The happiness of the Gospel vignettes of the chancel window is there again in the baptistry window: the window in the south aisle by the font. This picture of a mother as blond as an Anglo-Saxon maiden, holding her chubby golden-haired child while one angel swings a censor and the other prays, was in fact a memorial window. It was given by Charles Johnston, who was Holy Trinity’s vicar from 1891 to 1916, in memory of his wife, who died the year he retired: a death celebrated with a picture of joyous youth. The only hint of unhappiness is the sadness in the girl’s face as she foresees this baby’s death. The child, though, is a bouncing infant who has learned the royal wave (or blessing) and whose kingly orb is held with the firm possessiveness of a teddy bear. The relaxed picture makes it a more modern window than the stained glass in the chancel, although made a few years earlier.
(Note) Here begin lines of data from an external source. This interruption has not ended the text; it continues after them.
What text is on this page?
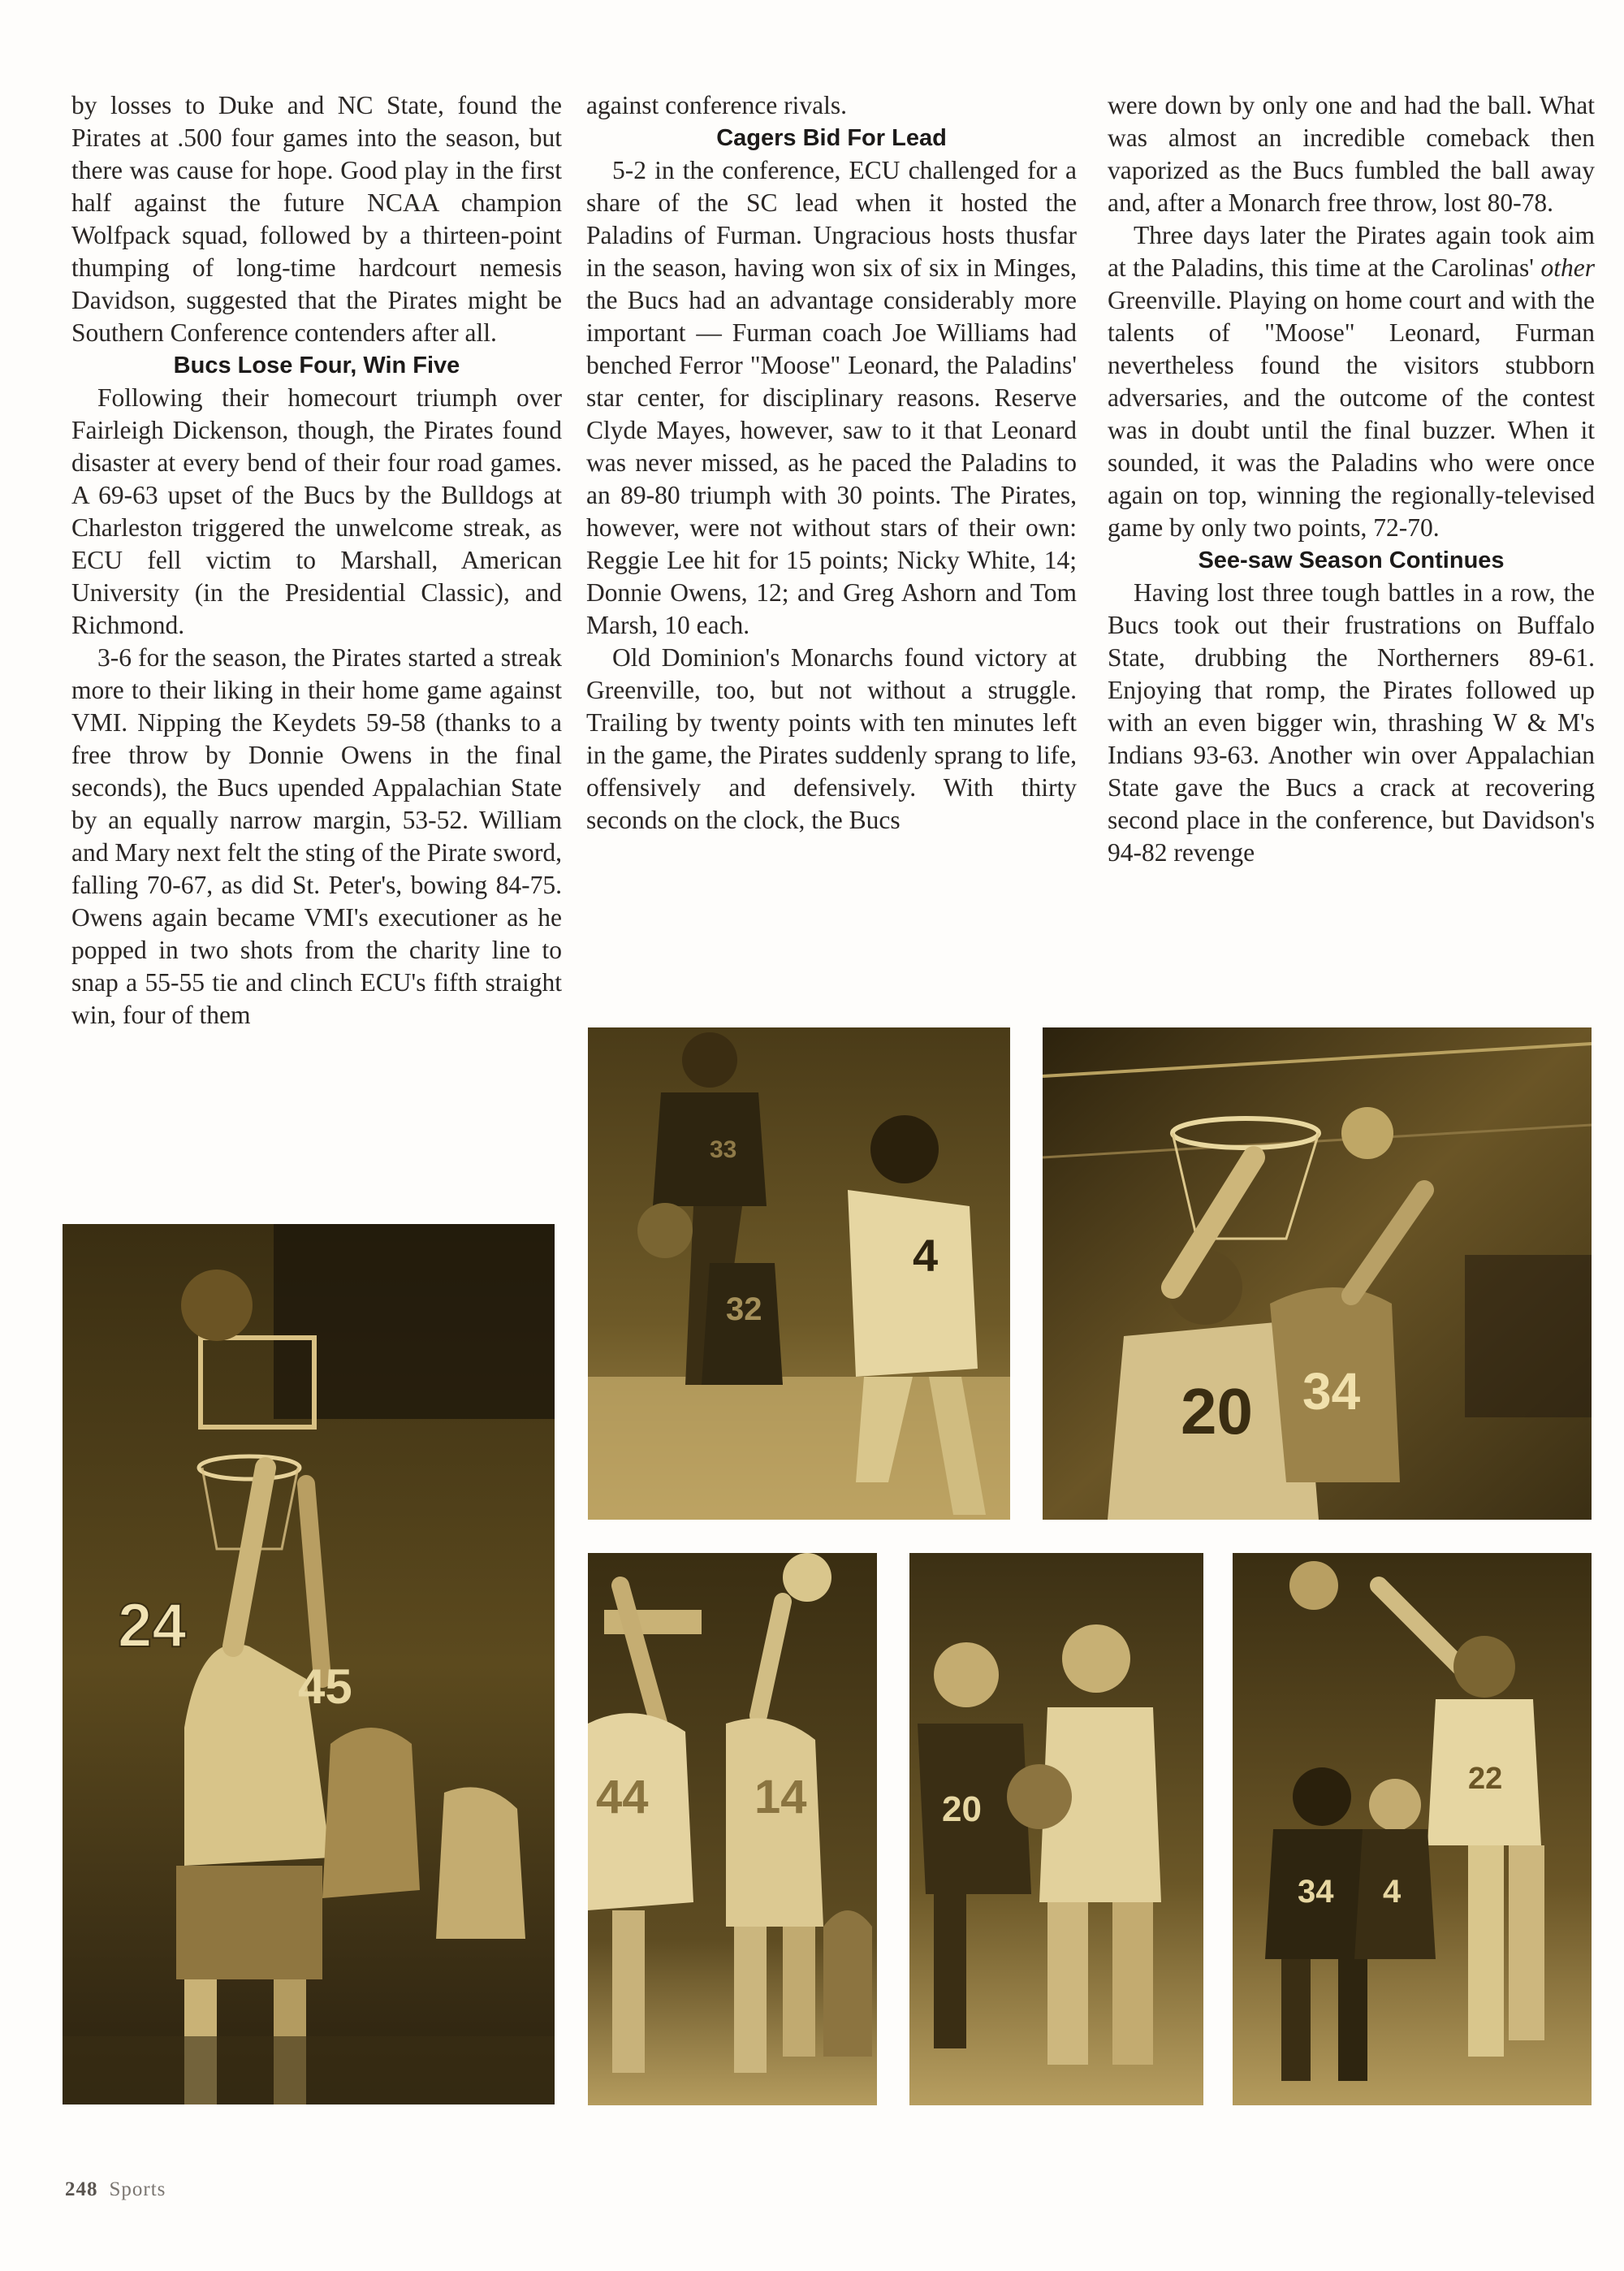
by losses to Duke and NC State, found the Pirates at .500 four games into the season, but there was cause for hope. Good play in the first half against the future NCAA champion Wolfpack squad, followed by a thirteen-point thumping of long-time hardcourt nemesis Davidson, suggested that the Pirates might be Southern Conference contenders after all.

Bucs Lose Four, Win Five

Following their homecourt triumph over Fairleigh Dickenson, though, the Pirates found disaster at every bend of their four road games. A 69-63 upset of the Bucs by the Bulldogs at Charleston triggered the unwelcome streak, as ECU fell victim to Marshall, American University (in the Presidential Classic), and Richmond.

3-6 for the season, the Pirates started a streak more to their liking in their home game against VMI. Nipping the Keydets 59-58 (thanks to a free throw by Donnie Owens in the final seconds), the Bucs upended Appalachian State by an equally narrow margin, 53-52. William and Mary next felt the sting of the Pirate sword, falling 70-67, as did St. Peter's, bowing 84-75. Owens again became VMI's executioner as he popped in two shots from the charity line to snap a 55-55 tie and clinch ECU's fifth straight win, four of them

against conference rivals.

Cagers Bid For Lead

5-2 in the conference, ECU challenged for a share of the SC lead when it hosted the Paladins of Furman. Ungracious hosts thusfar in the season, having won six of six in Minges, the Bucs had an advantage considerably more important — Furman coach Joe Williams had benched Ferror "Moose" Leonard, the Paladins' star center, for disciplinary reasons. Reserve Clyde Mayes, however, saw to it that Leonard was never missed, as he paced the Paladins to an 89-80 triumph with 30 points. The Pirates, however, were not without stars of their own: Reggie Lee hit for 15 points; Nicky White, 14; Donnie Owens, 12; and Greg Ashorn and Tom Marsh, 10 each.

Old Dominion's Monarchs found victory at Greenville, too, but not without a struggle. Trailing by twenty points with ten minutes left in the game, the Pirates suddenly sprang to life, offensively and defensively. With thirty seconds on the clock, the Bucs

were down by only one and had the ball. What was almost an incredible comeback then vaporized as the Bucs fumbled the ball away and, after a Monarch free throw, lost 80-78.

Three days later the Pirates again took aim at the Paladins, this time at the Carolinas' other Greenville. Playing on home court and with the talents of "Moose" Leonard, Furman nevertheless found the visitors stubborn adversaries, and the outcome of the contest was in doubt until the final buzzer. When it sounded, it was the Paladins who were once again on top, winning the regionally-televised game by only two points, 72-70.

See-saw Season Continues

Having lost three tough battles in a row, the Bucs took out their frustrations on Buffalo State, drubbing the Northerners 89-61. Enjoying that romp, the Pirates followed up with an even bigger win, thrashing W & M's Indians 93-63. Another win over Appalachian State gave the Bucs a crack at recovering second place in the conference, but Davidson's 94-82 revenge

24
45
33
32
4
20 34
44 14	20
34 4
22
248 Sports
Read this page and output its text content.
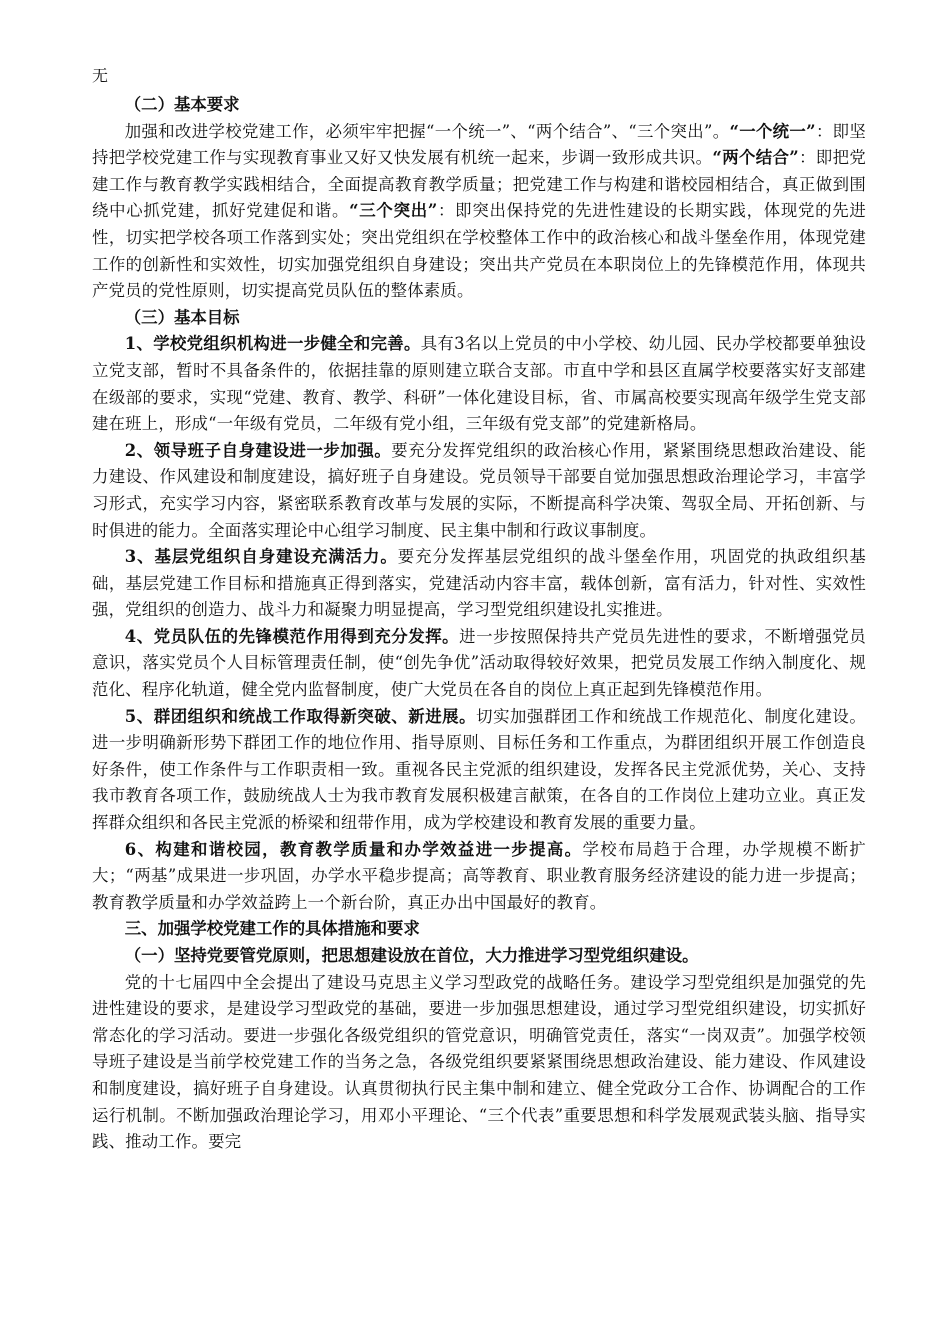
无

（二）基本要求

加强和改进学校党建工作，必须牢牢把握“一个统一”、“两个结合”、“三个突出”。“一个统一”：即坚持把学校党建工作与实现教育事业又好又快发展有机统一起来，步调一致形成共识。“两个结合”：即把党建工作与教育教学实践相结合，全面提高教育教学质量；把党建工作与构建和谐校园相结合，真正做到围绕中心抓党建，抓好党建促和谐。“三个突出”：即突出保持党的先进性建设的长期实践，体现党的先进性，切实把学校各项工作落到实处；突出党组织在学校整体工作中的政治核心和战斗堡垒作用，体现党建工作的创新性和实效性，切实加强党组织自身建设；突出共产党员在本职岗位上的先锋模范作用，体现共产党员的党性原则，切实提高党员队伍的整体素质。

（三）基本目标

1、学校党组织机构进一步健全和完善。具有3名以上党员的中小学校、幼儿园、民办学校都要单独设立党支部，暂时不具备条件的，依据挂靠的原则建立联合支部。市直中学和县区直属学校要落实好支部建在级部的要求，实现“党建、教育、教学、科研”一体化建设目标，省、市属高校要实现高年级学生党支部建在班上，形成“一年级有党员，二年级有党小组，三年级有党支部”的党建新格局。

2、领导班子自身建设进一步加强。要充分发挥党组织的政治核心作用，紧紧围绕思想政治建设、能力建设、作风建设和制度建设，搞好班子自身建设。党员领导干部要自觉加强思想政治理论学习，丰富学习形式，充实学习内容，紧密联系教育改革与发展的实际，不断提高科学决策、驾驭全局、开拓创新、与时俱进的能力。全面落实理论中心组学习制度、民主集中制和行政议事制度。

3、基层党组织自身建设充满活力。要充分发挥基层党组织的战斗堡垒作用，巩固党的执政组织基础，基层党建工作目标和措施真正得到落实，党建活动内容丰富，载体创新，富有活力，针对性、实效性强，党组织的创造力、战斗力和凝聚力明显提高，学习型党组织建设扎实推进。

4、党员队伍的先锋模范作用得到充分发挥。进一步按照保持共产党员先进性的要求，不断增强党员意识，落实党员个人目标管理责任制，使“创先争优”活动取得较好效果，把党员发展工作纳入制度化、规范化、程序化轨道，健全党内监督制度，使广大党员在各自的岗位上真正起到先锋模范作用。

5、群团组织和统战工作取得新突破、新进展。切实加强群团工作和统战工作规范化、制度化建设。进一步明确新形势下群团工作的地位作用、指导原则、目标任务和工作重点，为群团组织开展工作创造良好条件，使工作条件与工作职责相一致。重视各民主党派的组织建设，发挥各民主党派优势，关心、支持我市教育各项工作，鼓励统战人士为我市教育发展积极建言献策，在各自的工作岗位上建功立业。真正发挥群众组织和各民主党派的桥梁和纽带作用，成为学校建设和教育发展的重要力量。

6、构建和谐校园，教育教学质量和办学效益进一步提高。学校布局趋于合理，办学规模不断扩大；“两基”成果进一步巩固，办学水平稳步提高；高等教育、职业教育服务经济建设的能力进一步提高；教育教学质量和办学效益跨上一个新台阶，真正办出中国最好的教育。

三、加强学校党建工作的具体措施和要求

（一）坚持党要管党原则，把思想建设放在首位，大力推进学习型党组织建设。

党的十七届四中全会提出了建设马克思主义学习型政党的战略任务。建设学习型党组织是加强党的先进性建设的要求，是建设学习型政党的基础，要进一步加强思想建设，通过学习型党组织建设，切实抓好常态化的学习活动。要进一步强化各级党组织的管党意识，明确管党责任，落实“一岗双责”。加强学校领导班子建设是当前学校党建工作的当务之急，各级党组织要紧紧围绕思想政治建设、能力建设、作风建设和制度建设，搞好班子自身建设。认真贯彻执行民主集中制和建立、健全党政分工合作、协调配合的工作运行机制。不断加强政治理论学习，用邓小平理论、“三个代表”重要思想和科学发展观武装头脑、指导实践、推动工作。要完
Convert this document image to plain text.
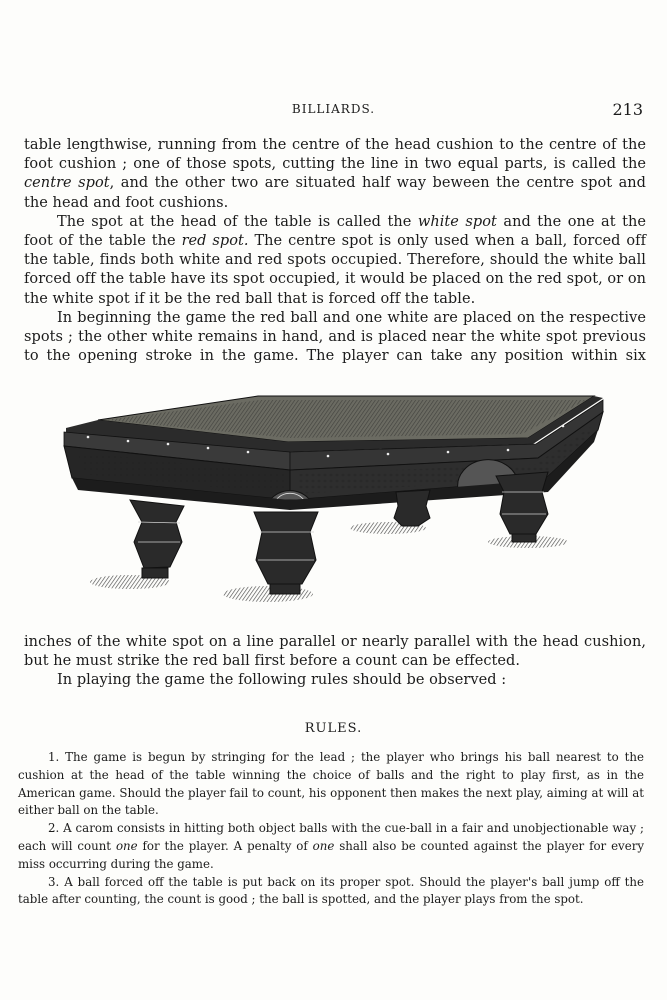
BILLIARDS.	213

table lengthwise, running from the centre of the head cushion to the centre of the foot cushion ; one of those spots, cutting the line in two equal parts, is called the centre spot, and the other two are situated half way beween the centre spot and the head and foot cushions.

The spot at the head of the table is called the white spot and the one at the foot of the table the red spot. The centre spot is only used when a ball, forced off the table, finds both white and red spots occupied. Therefore, should the white ball forced off the table have its spot occupied, it would be placed on the red spot, or on the white spot if it be the red ball that is forced off the table.

In beginning the game the red ball and one white are placed on the respective spots ; the other white remains in hand, and is placed near the white spot previous to the opening stroke in the game. The player can take any position within six

inches of the white spot on a line parallel or nearly parallel with the head cushion, but he must strike the red ball first before a count can be effected.

In playing the game the following rules should be observed :

RULES.

1. The game is begun by stringing for the lead ; the player who brings his ball nearest to the cushion at the head of the table winning the choice of balls and the right to play first, as in the American game. Should the player fail to count, his opponent then makes the next play, aiming at will at either ball on the table.

2. A carom consists in hitting both object balls with the cue-ball in a fair and unobjectionable way ; each will count one for the player. A penalty of one shall also be counted against the player for every miss occurring during the game.

3. A ball forced off the table is put back on its proper spot. Should the player's ball jump off the table after counting, the count is good ; the ball is spotted, and the player plays from the spot.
‘Ecce Angus Dei’ (Behold the Lamb of God) announces the scroll in Latin at the top, as though the Holy Spirit itself were speaking. Holy Trinity must have been quite high church in the early 20th century, what with all this Latin. The font into which pour the rays of the spirit is identical to ours, but for the carving of the cross. This appears as a quatrefoil (the four leaves recall the cross) in the window and a plain cross on the font. As the font was designed by Ninian Comper in the 1950s, it echoed the stained glass rather than the other way round.